Suppose the half-life is 23.7 s for a first order reaction and the reactant concentration is 0.0709 M 60.1 s after the reaction starts. How many seconds after the start of the reaction does it take for the reactant concentration to decrease to 0.0154 M?

I got 79.05.

Any help is appreciated!

I did #1 as

ln(0.0655/0.0173) = kt, the
k - 0.693/t1/2 and did not obtain 25.6 s.

Use ln(No/N) = kt for #2.
I did't obtain 79 s for that.
Post your work for both of these and I'll look for the error.

So is it ln(.0655/.0173) and then the answer over .0693 which is k to get 1.24?

and how do you find k? because for the second problem i did ln (.0709/.0154) to get 1.527 which is obviously not the answer.

To calculate the half-life of a first-order reaction, you can use the following formula:

t1/2 = ln(2) / k

where t1/2 is the half-life and k is the rate constant of the reaction. The rate constant can be determined using the concentrations of the reactant at different time points.

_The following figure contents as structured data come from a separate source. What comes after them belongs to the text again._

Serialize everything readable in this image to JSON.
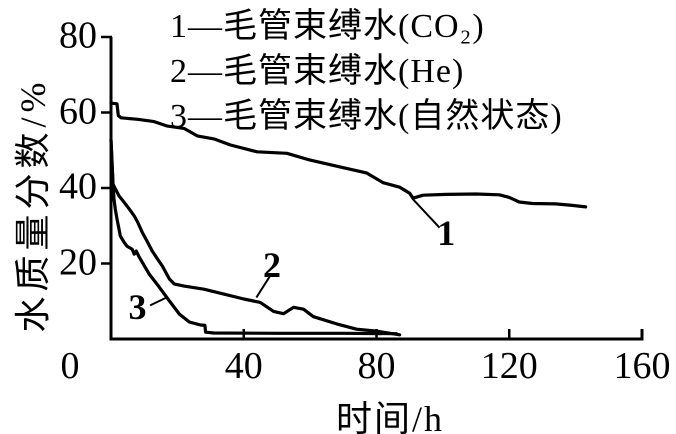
{
  "figure": {
    "background": "#ffffff",
    "ink": "#000000"
  },
  "chart_data": {
    "type": "line",
    "title": "",
    "xlabel": "时间/h",
    "ylabel": "水质量分数/%",
    "xlim": [
      0,
      160
    ],
    "ylim": [
      0,
      80
    ],
    "xticks": [
      0,
      40,
      80,
      120,
      160
    ],
    "yticks": [
      0,
      20,
      40,
      60,
      80
    ],
    "grid": false,
    "legend_position": "top-inside",
    "line_color": "#000000",
    "series": [
      {
        "label": "1",
        "name": "1—毛管束缚水(CO₂)",
        "points": [
          [
            0,
            62.5
          ],
          [
            1.8,
            62.3
          ],
          [
            2.2,
            59.2
          ],
          [
            3,
            58.6
          ],
          [
            8,
            58.2
          ],
          [
            13,
            57.6
          ],
          [
            17,
            56.4
          ],
          [
            22,
            55.8
          ],
          [
            26,
            53.8
          ],
          [
            31,
            53.0
          ],
          [
            36,
            51.4
          ],
          [
            44,
            49.6
          ],
          [
            53,
            49.2
          ],
          [
            60,
            47.4
          ],
          [
            69,
            45.6
          ],
          [
            77,
            44.0
          ],
          [
            82,
            41.4
          ],
          [
            87,
            40.2
          ],
          [
            90,
            38.6
          ],
          [
            91,
            37.3
          ],
          [
            94,
            38.1
          ],
          [
            101,
            38.3
          ],
          [
            110,
            38.4
          ],
          [
            117,
            38.2
          ],
          [
            120,
            37.5
          ],
          [
            123,
            36.3
          ],
          [
            127,
            35.9
          ],
          [
            134,
            35.8
          ],
          [
            139,
            35.4
          ],
          [
            143,
            35.0
          ]
        ]
      },
      {
        "label": "2",
        "name": "2—毛管束缚水(He)",
        "points": [
          [
            0,
            52.7
          ],
          [
            0.6,
            41.0
          ],
          [
            2.4,
            37.9
          ],
          [
            3.9,
            36.3
          ],
          [
            5.5,
            34.4
          ],
          [
            7,
            32.6
          ],
          [
            8,
            31.0
          ],
          [
            9.4,
            28.3
          ],
          [
            11,
            25.7
          ],
          [
            12.4,
            23.3
          ],
          [
            14,
            21.2
          ],
          [
            15.5,
            19.3
          ],
          [
            16.3,
            18.0
          ],
          [
            17.6,
            15.9
          ],
          [
            19,
            14.6
          ],
          [
            22,
            14.0
          ],
          [
            28,
            13.2
          ],
          [
            34,
            11.9
          ],
          [
            40,
            10.6
          ],
          [
            45,
            9.7
          ],
          [
            49,
            7.3
          ],
          [
            52,
            6.7
          ],
          [
            55,
            8.4
          ],
          [
            58,
            7.9
          ],
          [
            61,
            5.9
          ],
          [
            68,
            4.0
          ],
          [
            74,
            2.6
          ],
          [
            80,
            2.1
          ],
          [
            87,
            1.1
          ]
        ]
      },
      {
        "label": "3",
        "name": "3—毛管束缚水(自然状态)",
        "points": [
          [
            0,
            52.7
          ],
          [
            0.6,
            41.0
          ],
          [
            0.9,
            37.0
          ],
          [
            1.3,
            34.4
          ],
          [
            1.8,
            31.8
          ],
          [
            2.4,
            29.1
          ],
          [
            2.8,
            27.3
          ],
          [
            3.9,
            25.7
          ],
          [
            4.8,
            24.6
          ],
          [
            6.4,
            23.8
          ],
          [
            7,
            22.5
          ],
          [
            7.6,
            23.3
          ],
          [
            8.5,
            21.7
          ],
          [
            11.5,
            17.2
          ],
          [
            14.5,
            13.8
          ],
          [
            17.6,
            10.1
          ],
          [
            20.6,
            6.6
          ],
          [
            23.6,
            4.5
          ],
          [
            27,
            3.7
          ],
          [
            28.3,
            3.6
          ],
          [
            28.5,
            1.8
          ],
          [
            31,
            1.6
          ],
          [
            50,
            1.5
          ],
          [
            70,
            1.5
          ],
          [
            86,
            1.4
          ]
        ]
      }
    ],
    "annotations": [
      {
        "text": "1",
        "label_at": [
          101,
          28.0
        ],
        "leader": [
          [
            90.8,
            37.2
          ],
          [
            99.0,
            29.5
          ]
        ]
      },
      {
        "text": "2",
        "label_at": [
          48.5,
          19.5
        ],
        "leader": [
          [
            48.0,
            16.8
          ],
          [
            43.8,
            11.0
          ]
        ]
      },
      {
        "text": "3",
        "label_at": [
          8.0,
          8.6
        ],
        "leader": [
          [
            11.8,
            8.9
          ],
          [
            17.2,
            11.2
          ]
        ]
      }
    ]
  }
}
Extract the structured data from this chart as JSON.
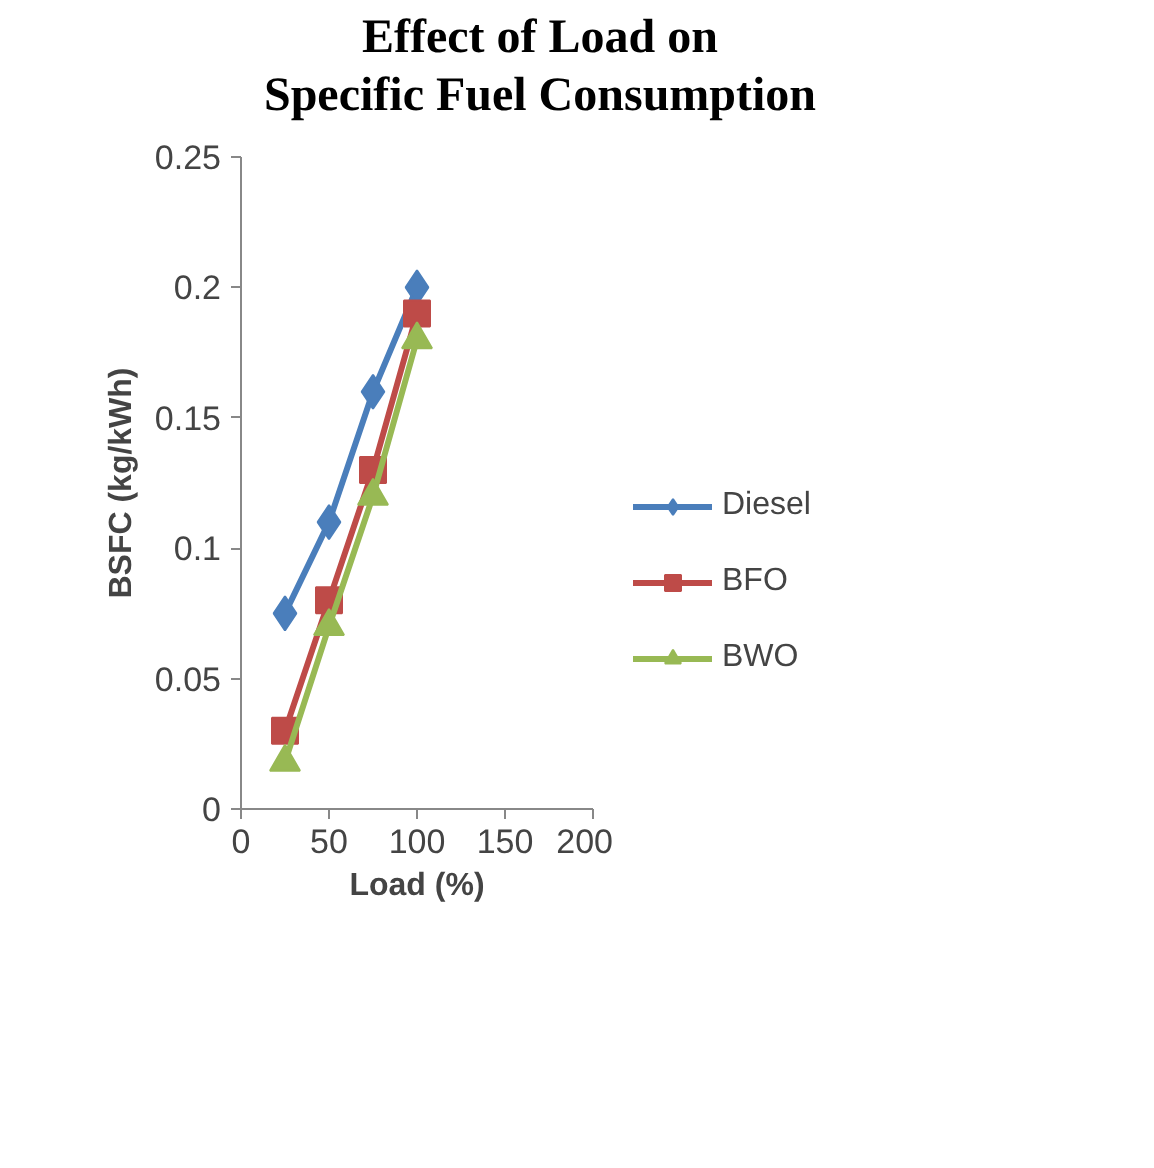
{
  "chart_data": {
    "type": "line",
    "title": "Effect of Load on Specific Fuel Consumption",
    "xlabel": "Load (%)",
    "ylabel": "BSFC (kg/kWh)",
    "x": [
      25,
      50,
      75,
      100
    ],
    "series": [
      {
        "name": "Diesel",
        "color": "#4a7ebb",
        "marker": "diamond",
        "values": [
          0.075,
          0.11,
          0.16,
          0.2
        ]
      },
      {
        "name": "BFO",
        "color": "#be4b48",
        "marker": "square",
        "values": [
          0.03,
          0.08,
          0.13,
          0.19
        ]
      },
      {
        "name": "BWO",
        "color": "#98b954",
        "marker": "triangle",
        "values": [
          0.018,
          0.07,
          0.12,
          0.18
        ]
      }
    ],
    "xlim": [
      0,
      200
    ],
    "xticks": [
      0,
      50,
      100,
      150,
      200
    ],
    "ylim": [
      0,
      0.25
    ],
    "yticks": [
      0,
      0.05,
      0.1,
      0.15,
      0.2,
      0.25
    ],
    "grid": false,
    "legend": "right",
    "line_style": "solid"
  }
}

Let's calculate the rate constant for the first scenario using the given concentrations:

0.0655 M at 18.4 s (initial concentration)
0.0173 M at 41.2 s

First, we need to determine the change in concentration of the reactant:

Δ[A] = [A]final - [A]initial
Δ[A] = 0.0173 M - 0.0655 M
Δ[A] = -0.0482 M

Next, we can use the integrated rate law for a first-order reaction:

ln([A]t/[A]0) = -kt

Rearranging the equation to solve for k:

k = -ln([A]t/[A]0) / t

Plugging in the values:

k = -ln(-0.0482 M / 0.0655 M) / (41.2 s - 18.4 s)
k = 0.0259 s^-1

Now, we can calculate the half-life using the rate constant:

t1/2 = ln(2) / k
t1/2 = ln(2) / 0.0259 s^-1
t1/2 ≈ 26.8 s (rounded to one decimal place)

Therefore, the half-life of the first-order reaction is approximately 26.8 seconds.

Let's now calculate the time it takes for the reactant concentration to decrease to 0.0154 M in the second scenario.

Given information:
t1/2 = 23.7 s
[A]0 = 0.0709 M
[A]t = 0.0154 M

To find the time it takes for the reactant concentration to decrease to 0.0154 M, we can use the formula:

ln([A]t/[A]0) = -kt

Rearranging the equation to solve for time:

t = -(ln([A]t/[A]0)) / k

Plugging in the values:

t = -[ln(0.0154 M / 0.0709 M)] / 23.7 s^-1
t ≈ 79.36 s (rounded to two decimal places)

Therefore, it would take approximately 79.36 seconds for the reactant concentration to decrease to 0.0154 M in the second scenario.